A quiet corner of an Angus cemetery will be the sombre setting for remembrance of the darkest day in New Zealand’s military history this weekend.
On Sunday, figures from Angus and across the Commonwealth will gather at the graveside of four Kiwi airmen, whose final resting place in Arbroath’s Western cemetery has, for nearly two decades, been a central focus of Scotland’s annual ANZAC commemoration, remembering the sacrifice of Australian and New Zealand servicemen and woman in conflicts around the globe.
The late April date coincides with the anniversary of the First World War Gallipoli campaign, but this year also marks the centenary of the brutal Passchendaele battle in which more than 800 New Zealanders died and almost 2,000 were wounded after being trapped in the mud and wire of the Belgian trenches.
The bloody massacre represented the first time during the Western Front battles that the New Zealand Division was unable to achieve its objective and remains the blackest day in the nation’s history.
The Queen will again be represented at Sunday morning’s ceremony by Mrs Georgiana Osborne, in an event which has special poignancy for the New Zealand-born Lord Lieutenant of Angus.
The New Zealand and Australian High Commissions, Australian Defence Force, Legion Scotland and 45 Commando from RM Condor on the outskirts of Arbroath will also be among those paying their respects at the ceremony.

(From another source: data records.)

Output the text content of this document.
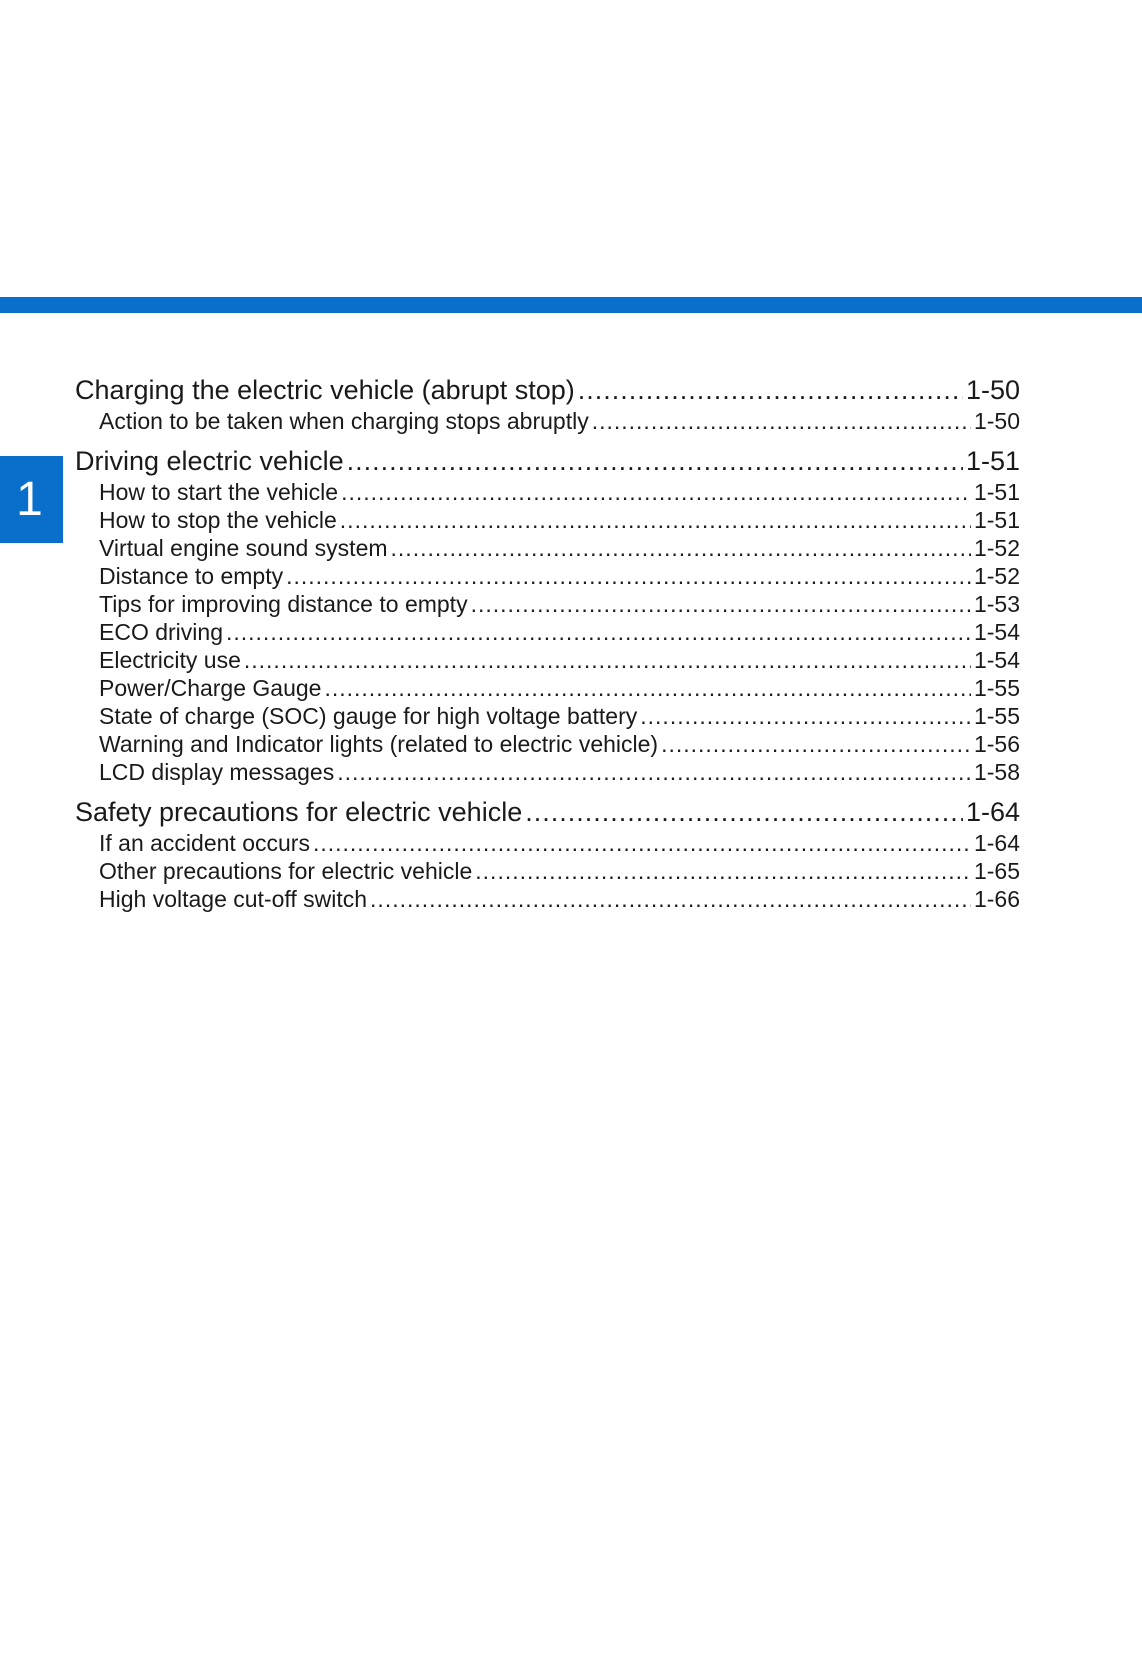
1
Charging the electric vehicle (abrupt stop) .....	1-50
Action to be taken when charging stops abruptly .....	1-50
Driving electric vehicle .....	1-51
How to start the vehicle .....	1-51
How to stop the vehicle .....	1-51
Virtual engine sound system .....	1-52
Distance to empty .....	1-52
Tips for improving distance to empty .....	1-53
ECO driving .....	1-54
Electricity use .....	1-54
Power/Charge Gauge .....	1-55
State of charge (SOC) gauge for high voltage battery .....	1-55
Warning and Indicator lights (related to electric vehicle) .....	1-56
LCD display messages .....	1-58
Safety precautions for electric vehicle .....	1-64
If an accident occurs .....	1-64
Other precautions for electric vehicle .....	1-65
High voltage cut-off switch .....	1-66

Mrs Osborne, who will give the main address at the event, which gets under way at 11.30am said: “The ANZAC ceremony has been organised jointly for many years now by the NZ Society Scotland and the Arbroath branch of the RBLS and it is always a very moving occasion.

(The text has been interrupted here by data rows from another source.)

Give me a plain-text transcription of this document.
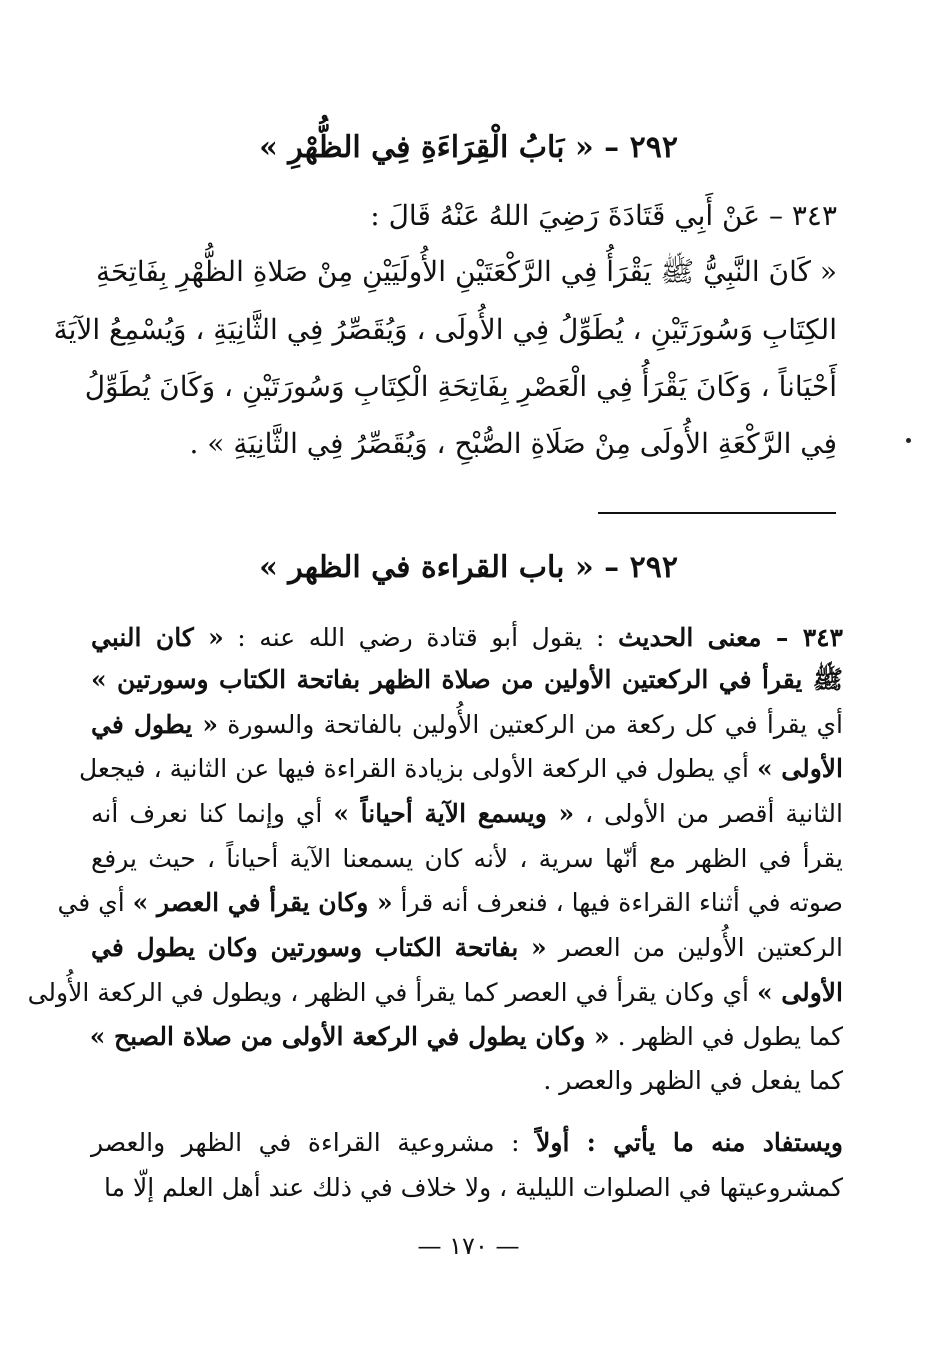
٢٩٢ – « بَابُ الْقِرَاءَةِ فِي الظُّهْرِ »
٣٤٣ – عَنْ أَبِي قَتَادَةَ رَضِيَ اللهُ عَنْهُ قَالَ :
« كَانَ النَّبِيُّ ﷺ يَقْرَأُ فِي الرَّكْعَتَيْنِ الأُولَيَيْنِ مِنْ صَلاةِ الظُّهْرِ بِفَاتِحَةِ
الكِتَابِ وَسُورَتَيْنِ ، يُطَوِّلُ فِي الأُولَى ، وَيُقَصِّرُ فِي الثَّانِيَةِ ، وَيُسْمِعُ الآيَةَ
أَحْيَاناً ، وَكَانَ يَقْرَأُ فِي الْعَصْرِ بِفَاتِحَةِ الْكِتَابِ وَسُورَتَيْنِ ، وَكَانَ يُطَوِّلُ
فِي الرَّكْعَةِ الأُولَى مِنْ صَلَاةِ الصُّبْحِ ، وَيُقَصِّرُ فِي الثَّانِيَةِ » .
٢٩٢ – « باب القراءة في الظهر »
٣٤٣ – معنى الحديث : يقول أبو قتادة رضي الله عنه : « كان النبي
ﷺ يقرأ في الركعتين الأولين من صلاة الظهر بفاتحة الكتاب وسورتين »
أي يقرأ في كل ركعة من الركعتين الأُولين بالفاتحة والسورة « يطول في
الأولى » أي يطول في الركعة الأولى بزيادة القراءة فيها عن الثانية ، فيجعل
الثانية أقصر من الأولى ، « ويسمع الآية أحياناً » أي وإنما كنا نعرف أنه
يقرأ في الظهر مع أنّها سرية ، لأنه كان يسمعنا الآية أحياناً ، حيث يرفع
صوته في أثناء القراءة فيها ، فنعرف أنه قرأ « وكان يقرأ في العصر » أي في
الركعتين الأُولين من العصر « بفاتحة الكتاب وسورتين وكان يطول في
الأولى » أي وكان يقرأ في العصر كما يقرأ في الظهر ، ويطول في الركعة الأُولى
كما يطول في الظهر . « وكان يطول في الركعة الأولى من صلاة الصبح »
كما يفعل في الظهر والعصر .
ويستفاد منه ما يأتي : أولاً : مشروعية القراءة في الظهر والعصر
كمشروعيتها في الصلوات الليلية ، ولا خلاف في ذلك عند أهل العلم إلّا ما
— ١٧٠ —
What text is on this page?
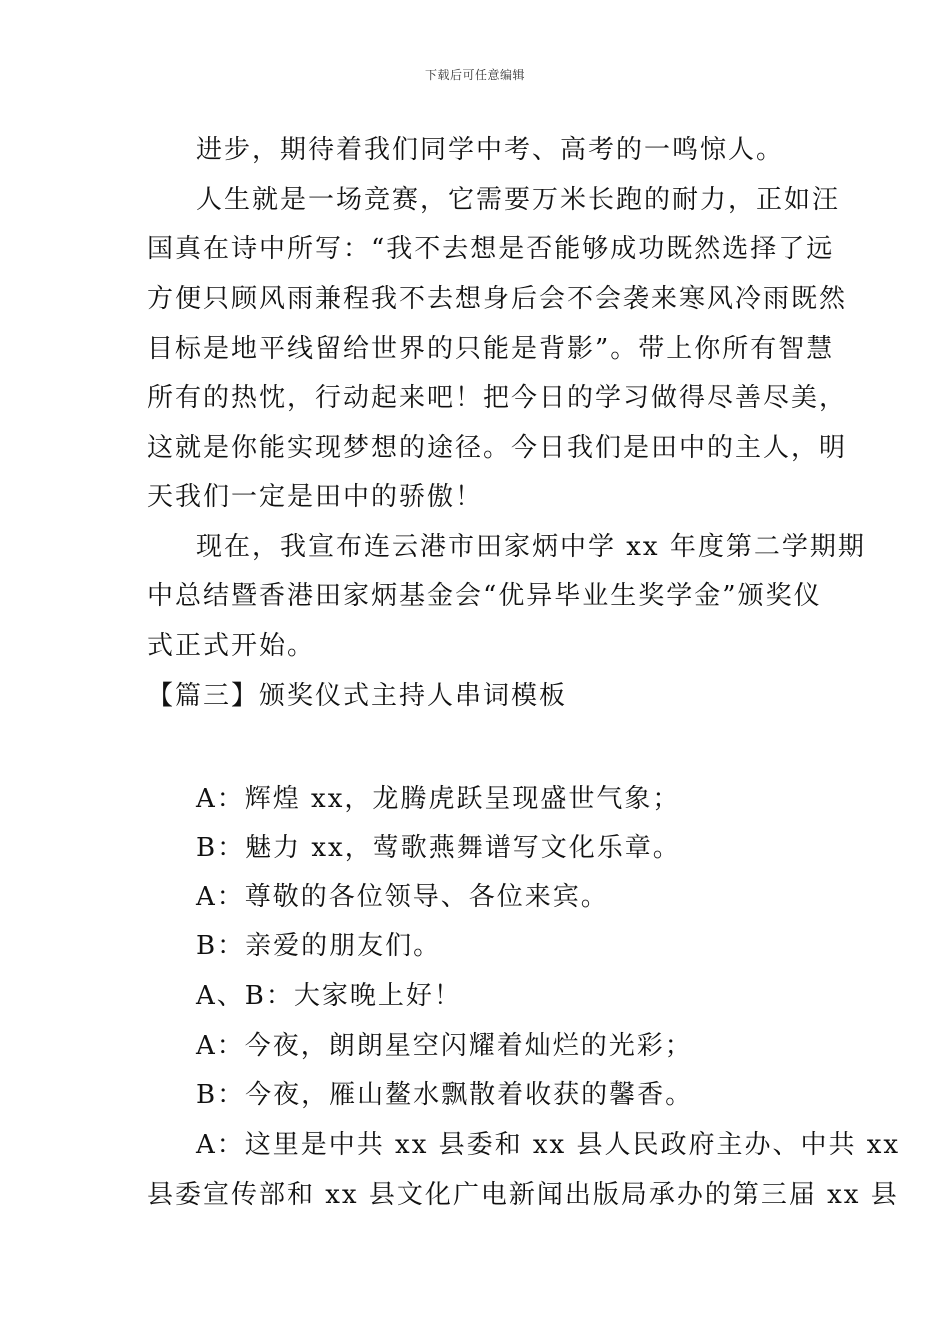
下载后可任意编辑
进步，期待着我们同学中考、高考的一鸣惊人。
人生就是一场竞赛，它需要万米长跑的耐力，正如汪
国真在诗中所写：“我不去想是否能够成功既然选择了远
方便只顾风雨兼程我不去想身后会不会袭来寒风冷雨既然
目标是地平线留给世界的只能是背影”。带上你所有智慧
所有的热忱，行动起来吧！把今日的学习做得尽善尽美，
这就是你能实现梦想的途径。今日我们是田中的主人，明
天我们一定是田中的骄傲！
现在，我宣布连云港市田家炳中学 xx 年度第二学期期
中总结暨香港田家炳基金会“优异毕业生奖学金”颁奖仪
式正式开始。
【篇三】颁奖仪式主持人串词模板
A：辉煌 xx，龙腾虎跃呈现盛世气象；
B：魅力 xx，莺歌燕舞谱写文化乐章。
A：尊敬的各位领导、各位来宾。
B：亲爱的朋友们。
A、B：大家晚上好！
A：今夜，朗朗星空闪耀着灿烂的光彩；
B：今夜，雁山鳌水飘散着收获的馨香。
A：这里是中共 xx 县委和 xx 县人民政府主办、中共 xx
县委宣传部和 xx 县文化广电新闻出版局承办的第三届 xx 县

“It is a ceremony which is open to all to attend and a fitting remembrance of all ANZAC servicemen and women.”
As part of the service, remembrance crosses will be laid by local youngsters having been inscribed with ANZAC thoughts and sent from Awapuni primary school in Gisborne, New Zealand.
They will be placed at the memorials to New Zealand airmen Frederick Batten, Richard Chettle, William Drake and Brian Patterson, who perished in mid-air collisions and non-action accidents above or near the Angus town during the 1940s.